Annuities and cash-value policies, such as whole, universal and variable life products, can be more complex and costlier to replace because they often involve surrender charges, 1035 exchanges and the use of policy loans to fund a new life insurance policy.

However, the replacement mambo involves more than mere consumer protection. Your new insurance company has a stake in your answers as well. Their first concern: Can you afford the new policy if you don't cancel the old?

"There are upfront costs to issuing a policy, and it will take a while before the total revenues exceed their initial costs," says Weisbart. "If you buy a new policy, they want to be somewhat confident that you will pay premiums long enough to make this a profitable transaction for them."

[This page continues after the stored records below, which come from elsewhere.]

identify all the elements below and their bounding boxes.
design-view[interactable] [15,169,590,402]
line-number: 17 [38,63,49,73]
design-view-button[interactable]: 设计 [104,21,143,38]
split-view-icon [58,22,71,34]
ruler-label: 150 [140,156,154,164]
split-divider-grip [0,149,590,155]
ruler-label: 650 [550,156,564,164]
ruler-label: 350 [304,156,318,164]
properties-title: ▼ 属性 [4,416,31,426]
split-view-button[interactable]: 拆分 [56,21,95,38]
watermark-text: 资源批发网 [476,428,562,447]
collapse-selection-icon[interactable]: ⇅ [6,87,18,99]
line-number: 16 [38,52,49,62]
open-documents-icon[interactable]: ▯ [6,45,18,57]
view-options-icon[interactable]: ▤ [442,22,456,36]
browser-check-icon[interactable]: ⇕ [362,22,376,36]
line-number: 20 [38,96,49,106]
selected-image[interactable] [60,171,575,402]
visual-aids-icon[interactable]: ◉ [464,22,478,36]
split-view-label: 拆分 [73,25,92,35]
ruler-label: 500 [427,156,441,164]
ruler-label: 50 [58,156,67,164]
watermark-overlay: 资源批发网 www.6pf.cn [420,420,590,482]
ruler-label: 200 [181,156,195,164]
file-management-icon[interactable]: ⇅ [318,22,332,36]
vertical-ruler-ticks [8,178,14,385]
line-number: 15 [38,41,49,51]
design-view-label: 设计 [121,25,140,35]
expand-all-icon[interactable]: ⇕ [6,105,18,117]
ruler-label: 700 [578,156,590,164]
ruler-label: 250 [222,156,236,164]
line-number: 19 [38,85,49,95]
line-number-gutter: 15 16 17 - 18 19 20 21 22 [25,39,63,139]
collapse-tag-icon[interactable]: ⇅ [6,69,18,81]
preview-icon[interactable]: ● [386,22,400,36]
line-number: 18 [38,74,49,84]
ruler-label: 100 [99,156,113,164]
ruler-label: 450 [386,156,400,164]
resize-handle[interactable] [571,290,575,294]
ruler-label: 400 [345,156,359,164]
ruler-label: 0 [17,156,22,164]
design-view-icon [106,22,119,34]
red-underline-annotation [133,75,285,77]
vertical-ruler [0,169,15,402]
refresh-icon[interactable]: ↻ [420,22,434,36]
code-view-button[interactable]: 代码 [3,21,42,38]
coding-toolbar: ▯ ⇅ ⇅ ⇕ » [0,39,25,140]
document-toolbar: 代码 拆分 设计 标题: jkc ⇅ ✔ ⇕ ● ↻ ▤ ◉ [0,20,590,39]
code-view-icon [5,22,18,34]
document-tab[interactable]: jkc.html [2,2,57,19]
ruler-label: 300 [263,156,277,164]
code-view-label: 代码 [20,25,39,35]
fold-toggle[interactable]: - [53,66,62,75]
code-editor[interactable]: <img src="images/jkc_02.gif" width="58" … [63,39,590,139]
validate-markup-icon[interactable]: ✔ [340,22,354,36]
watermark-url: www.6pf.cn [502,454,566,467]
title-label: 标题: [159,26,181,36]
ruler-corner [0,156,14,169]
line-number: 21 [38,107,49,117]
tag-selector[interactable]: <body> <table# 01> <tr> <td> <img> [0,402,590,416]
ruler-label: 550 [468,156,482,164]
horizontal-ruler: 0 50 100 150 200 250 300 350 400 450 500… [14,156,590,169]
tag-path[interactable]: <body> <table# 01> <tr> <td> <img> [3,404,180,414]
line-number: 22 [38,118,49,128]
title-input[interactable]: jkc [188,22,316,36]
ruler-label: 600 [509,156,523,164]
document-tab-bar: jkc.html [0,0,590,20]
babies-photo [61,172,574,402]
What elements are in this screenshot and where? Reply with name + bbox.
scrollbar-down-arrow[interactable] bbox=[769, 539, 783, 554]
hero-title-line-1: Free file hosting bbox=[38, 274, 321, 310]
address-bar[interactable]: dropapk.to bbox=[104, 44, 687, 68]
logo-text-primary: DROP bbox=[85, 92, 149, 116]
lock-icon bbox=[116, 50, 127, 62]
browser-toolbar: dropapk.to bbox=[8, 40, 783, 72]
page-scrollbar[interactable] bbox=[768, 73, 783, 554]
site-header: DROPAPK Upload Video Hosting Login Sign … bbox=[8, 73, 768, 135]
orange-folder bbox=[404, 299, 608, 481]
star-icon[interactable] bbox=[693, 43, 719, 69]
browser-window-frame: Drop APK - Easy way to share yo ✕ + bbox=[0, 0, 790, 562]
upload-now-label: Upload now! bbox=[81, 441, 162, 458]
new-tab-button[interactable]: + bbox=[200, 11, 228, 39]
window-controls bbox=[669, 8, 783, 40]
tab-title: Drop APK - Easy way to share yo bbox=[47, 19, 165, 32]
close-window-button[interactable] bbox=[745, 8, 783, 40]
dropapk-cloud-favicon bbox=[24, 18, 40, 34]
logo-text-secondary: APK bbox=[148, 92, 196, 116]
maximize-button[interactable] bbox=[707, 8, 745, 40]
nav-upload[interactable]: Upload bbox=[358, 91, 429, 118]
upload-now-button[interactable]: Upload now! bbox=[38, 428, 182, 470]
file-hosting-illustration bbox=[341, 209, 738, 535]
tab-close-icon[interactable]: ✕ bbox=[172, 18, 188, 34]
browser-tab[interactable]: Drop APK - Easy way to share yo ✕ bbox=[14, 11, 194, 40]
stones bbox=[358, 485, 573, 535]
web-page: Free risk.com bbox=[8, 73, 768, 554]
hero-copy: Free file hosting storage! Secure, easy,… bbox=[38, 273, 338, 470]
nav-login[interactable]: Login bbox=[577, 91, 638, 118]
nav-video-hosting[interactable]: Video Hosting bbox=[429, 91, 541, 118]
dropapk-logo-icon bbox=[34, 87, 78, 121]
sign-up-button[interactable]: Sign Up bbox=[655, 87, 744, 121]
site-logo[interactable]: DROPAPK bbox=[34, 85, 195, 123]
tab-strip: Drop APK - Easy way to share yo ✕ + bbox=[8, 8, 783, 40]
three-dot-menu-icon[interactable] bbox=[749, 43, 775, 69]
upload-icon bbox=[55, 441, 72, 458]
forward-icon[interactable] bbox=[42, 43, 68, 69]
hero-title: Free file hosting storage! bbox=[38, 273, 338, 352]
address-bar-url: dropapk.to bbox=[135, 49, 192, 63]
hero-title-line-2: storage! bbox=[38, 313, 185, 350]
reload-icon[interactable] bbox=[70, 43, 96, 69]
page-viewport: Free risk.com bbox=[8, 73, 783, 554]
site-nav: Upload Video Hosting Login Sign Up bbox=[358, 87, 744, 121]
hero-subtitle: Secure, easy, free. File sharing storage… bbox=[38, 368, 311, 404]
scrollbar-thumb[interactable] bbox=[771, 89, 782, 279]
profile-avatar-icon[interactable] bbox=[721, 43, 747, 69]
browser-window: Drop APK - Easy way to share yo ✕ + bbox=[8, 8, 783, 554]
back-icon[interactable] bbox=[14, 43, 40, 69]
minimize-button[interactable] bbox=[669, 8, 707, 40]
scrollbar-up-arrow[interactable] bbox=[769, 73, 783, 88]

The second concern: Is this an appropriate amount of insurance based on your financial information? "The insurance company doesn't want to give me $30 million in insurance when I'm only worth $1 million," Herrmann says.

Weisbart says such a move to overbuy coverage sets off other alarms as well. "If a person has more than reasonable coverage on his or her life, that may present an incentive to someone to turn this life insurance policy into a claim," he says. "While life insurers are happy to sell coverage, they are not in the business of creating financial incentives for people to die."

If you don't know whether you will cancel your old policy once the new one is issued (never do so beforehand), should you say you are replacing the policy on your application?

"Yes, you're supposed to," says Steuer. "The reason they do that is, you're not required to actually replace the policy. The new insurance company can't force you to actually replace the policy that you promised to replace nor can they use that for contestability. They can't contest because they can't force you to give up the policy."

Weisbart says to be safe, make sure the life insurance policy you seek is a reasonable one.

"If you have a schoolteacher who is applying for $10 million in insurance and there's no apparent reason for that amount of money, I could see a rejection," he says.